On April 27, the Esports Foundation (EF, formerly EWCF) held an online press conference alongside three of its partner clubs. Hans Jagnow, Director of Club and Player Relations, ran the session. Facing him: Ahn Woong-ki (T1 COO), Arnold Hur (Gen.G CEO) and Eddie Chen (All Gamers COO).
For T1, Ahn Woong-ki set a clear target: reaching a one-billion-dollar valuation, five times the current level. The COO is banking on Faker's aura to bring non-esports audiences to the EWC, and on multi-title expansion to reassure sponsors and investors. Counter-Strike and Dota are on the table. Vietnam was also flagged as a key market.
He also indicated that T1 aims to achieve a corporate valuation of $1 billion. According to the COO, hitting this target would mean multiplying the club’s current valuation by five, suggesting it is presently valued at roughly $200 million.

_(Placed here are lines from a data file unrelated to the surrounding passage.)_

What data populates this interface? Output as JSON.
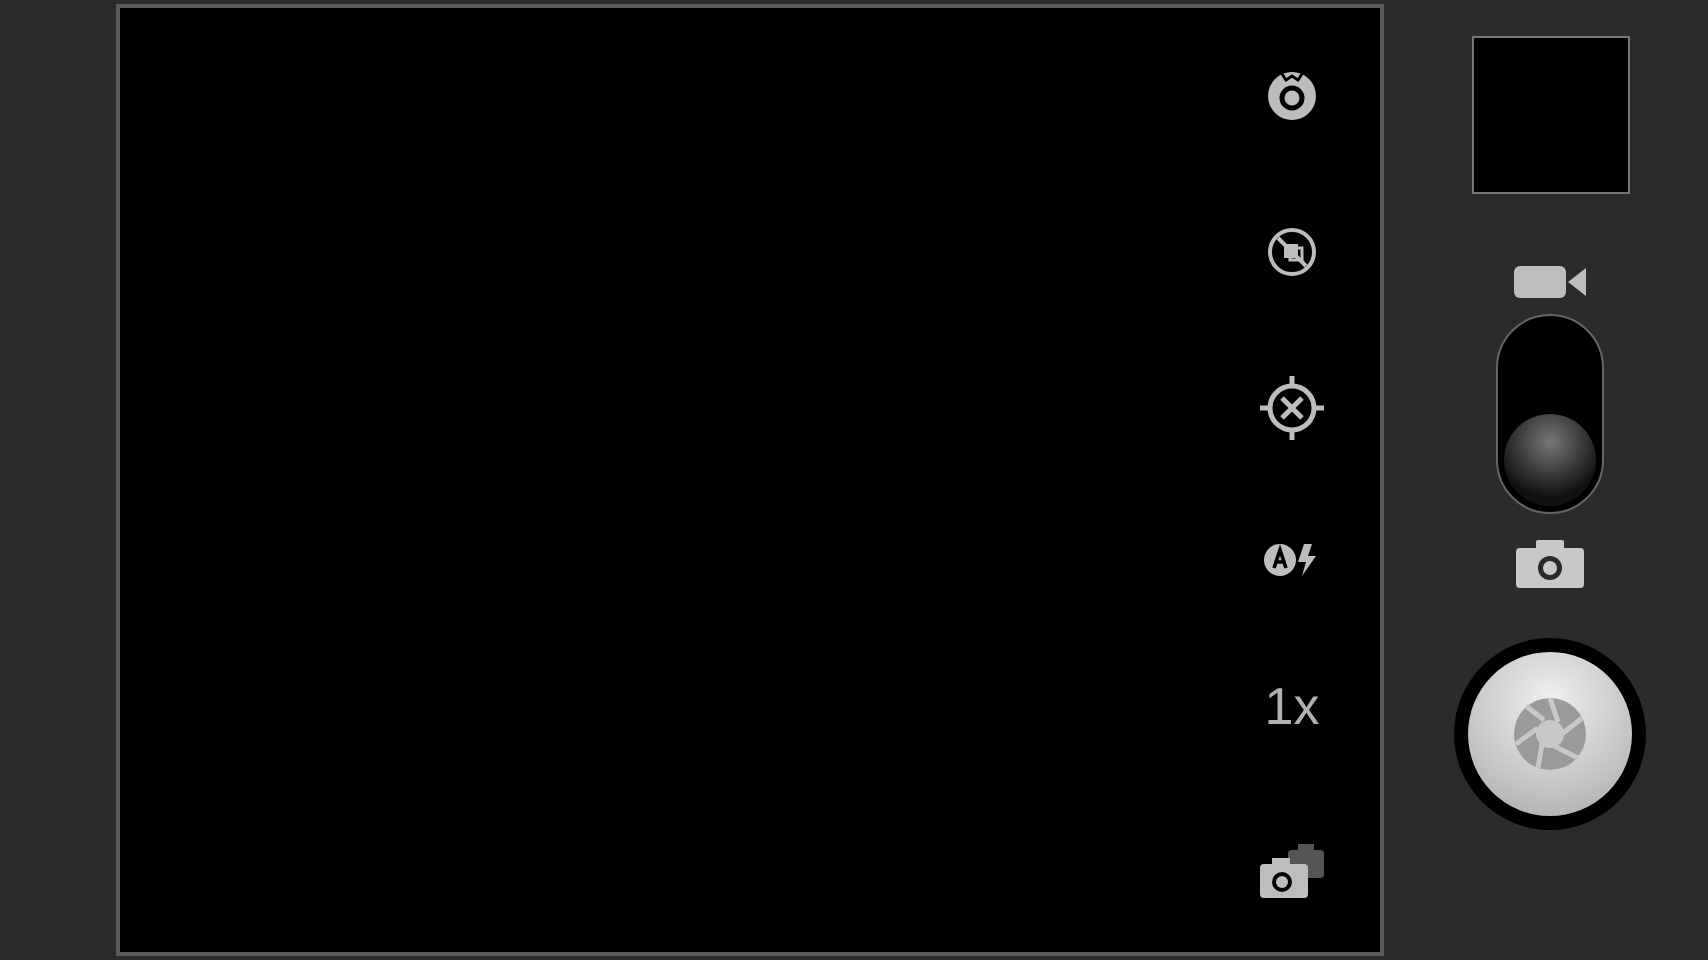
{
  "viewfinder": {
    "zoom_label": "1x"
  },
  "mode_switch": {
    "modes": [
      {
        "kind": "video",
        "selected": false
      },
      {
        "kind": "photo",
        "selected": true
      }
    ]
  }
}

Arnold Hur delivered the standout line of the session:
"Just as spring follows winter".
For the Gen.G CEO, the franchising era is over, and the partnership era begins. A few strong structures, working closely with publishers. Gen.G presents itself as an education platform, a media company and a consumer brand, as much as an esports team.

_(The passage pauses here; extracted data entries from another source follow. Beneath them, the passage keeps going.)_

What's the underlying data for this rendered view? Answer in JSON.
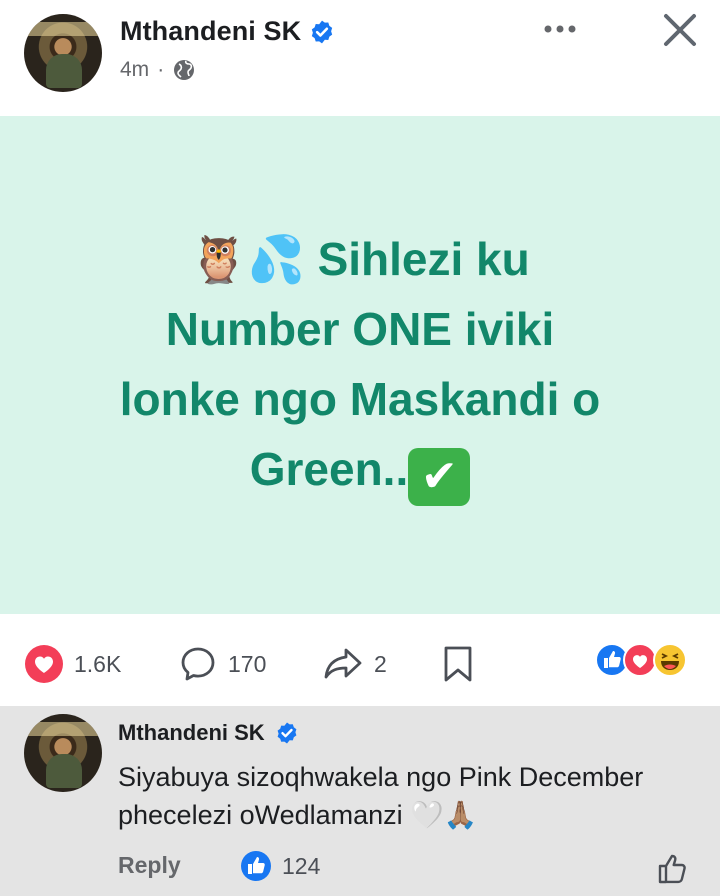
{
  "post": {
    "author": "Mthandeni SK",
    "time": "4m",
    "separator": "·",
    "text_line1": " Sihlezi ku",
    "text_line2": "Number ONE iviki",
    "text_line3": "lonke ngo Maskandi o",
    "text_line4": "Green..",
    "emoji_owl": "🦉",
    "emoji_drops": "💦",
    "emoji_check": "✔",
    "background_color": "#d9f4ea",
    "text_color": "#12876a"
  },
  "actions": {
    "reactions_count": "1.6K",
    "comments_count": "170",
    "shares_count": "2",
    "reaction_icons": [
      "like-icon",
      "love-icon",
      "haha-icon"
    ]
  },
  "comment": {
    "author": "Mthandeni SK",
    "text": "Siyabuya sizoqhwakela ngo Pink December phecelezi oWedlamanzi 🤍🙏🏽",
    "reply_label": "Reply",
    "likes_count": "124"
  },
  "colors": {
    "facebook_blue": "#1877f2",
    "love_red": "#f33e58",
    "accent_green": "#12876a"
  }
}
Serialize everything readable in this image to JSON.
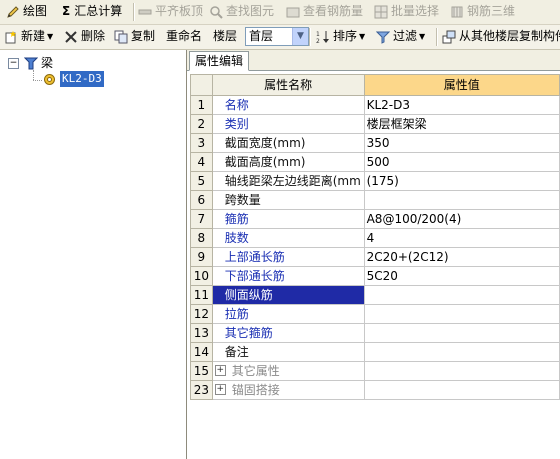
{
  "toolbar1": {
    "draw": "绘图",
    "sum_icon": "Σ",
    "summary_calc": "汇总计算",
    "flat_slab_top": "平齐板顶",
    "find_element": "查找图元",
    "view_rebar": "查看钢筋量",
    "batch_select": "批量选择",
    "rebar_3d": "钢筋三维"
  },
  "toolbar2": {
    "new": "新建",
    "delete": "删除",
    "copy": "复制",
    "rename": "重命名",
    "floor_label": "楼层",
    "floor_value": "首层",
    "sort": "排序",
    "filter": "过滤",
    "copy_from_floor": "从其他楼层复制构件"
  },
  "tree": {
    "root": "梁",
    "child": "KL2-D3"
  },
  "tab": "属性编辑",
  "table": {
    "headers": [
      "属性名称",
      "属性值"
    ],
    "rows": [
      {
        "num": "1",
        "name": "名称",
        "value": "KL2-D3",
        "style": "blue"
      },
      {
        "num": "2",
        "name": "类别",
        "value": "楼层框架梁",
        "style": "blue"
      },
      {
        "num": "3",
        "name": "截面宽度(mm)",
        "value": "350",
        "style": "black"
      },
      {
        "num": "4",
        "name": "截面高度(mm)",
        "value": "500",
        "style": "black"
      },
      {
        "num": "5",
        "name": "轴线距梁左边线距离(mm",
        "value": "(175)",
        "style": "black"
      },
      {
        "num": "6",
        "name": "跨数量",
        "value": "",
        "style": "black"
      },
      {
        "num": "7",
        "name": "箍筋",
        "value": "A8@100/200(4)",
        "style": "blue"
      },
      {
        "num": "8",
        "name": "肢数",
        "value": "4",
        "style": "blue"
      },
      {
        "num": "9",
        "name": "上部通长筋",
        "value": "2C20+(2C12)",
        "style": "blue"
      },
      {
        "num": "10",
        "name": "下部通长筋",
        "value": "5C20",
        "style": "blue"
      },
      {
        "num": "11",
        "name": "侧面纵筋",
        "value": "",
        "style": "sel"
      },
      {
        "num": "12",
        "name": "拉筋",
        "value": "",
        "style": "blue"
      },
      {
        "num": "13",
        "name": "其它箍筋",
        "value": "",
        "style": "blue"
      },
      {
        "num": "14",
        "name": "备注",
        "value": "",
        "style": "black"
      },
      {
        "num": "15",
        "name": "其它属性",
        "value": "",
        "style": "group"
      },
      {
        "num": "23",
        "name": "锚固搭接",
        "value": "",
        "style": "group"
      }
    ]
  },
  "colors": {
    "selection": "#1f2aa6",
    "header_highlight": "#fcd78a",
    "blue_text": "#1a2fb3"
  }
}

Eddie Chen, on his side, aims to enter roughly 80% of EWC titles, with Honor of Kings and CrossFire as spearheads. AG will also travel to Vietnam in May to scout new talent.
Hans Jagnow closed with the numbers:
300 million fans across partner clubs, more than 100 million dollars distributed since 2023, and an annual renewal system designed to prevent locked-in slots.

A quick recap on the CPP 2026. The program enters its third edition. Total funding sits at 20 million dollars, with up to 1 million per club, and 40 structures selected from nearly 200 applicants. The list includes T1, Gen.G, Vitality, Fnatic, G2, Falcons, Liquid, JD Gaming, Cloud9 and Edward Gaming, among others. Karmine Corp did not make the cut this year.
EWC 2026 will run from July 6 to August 23 in Riyadh, with more than 75 million dollars in prize money.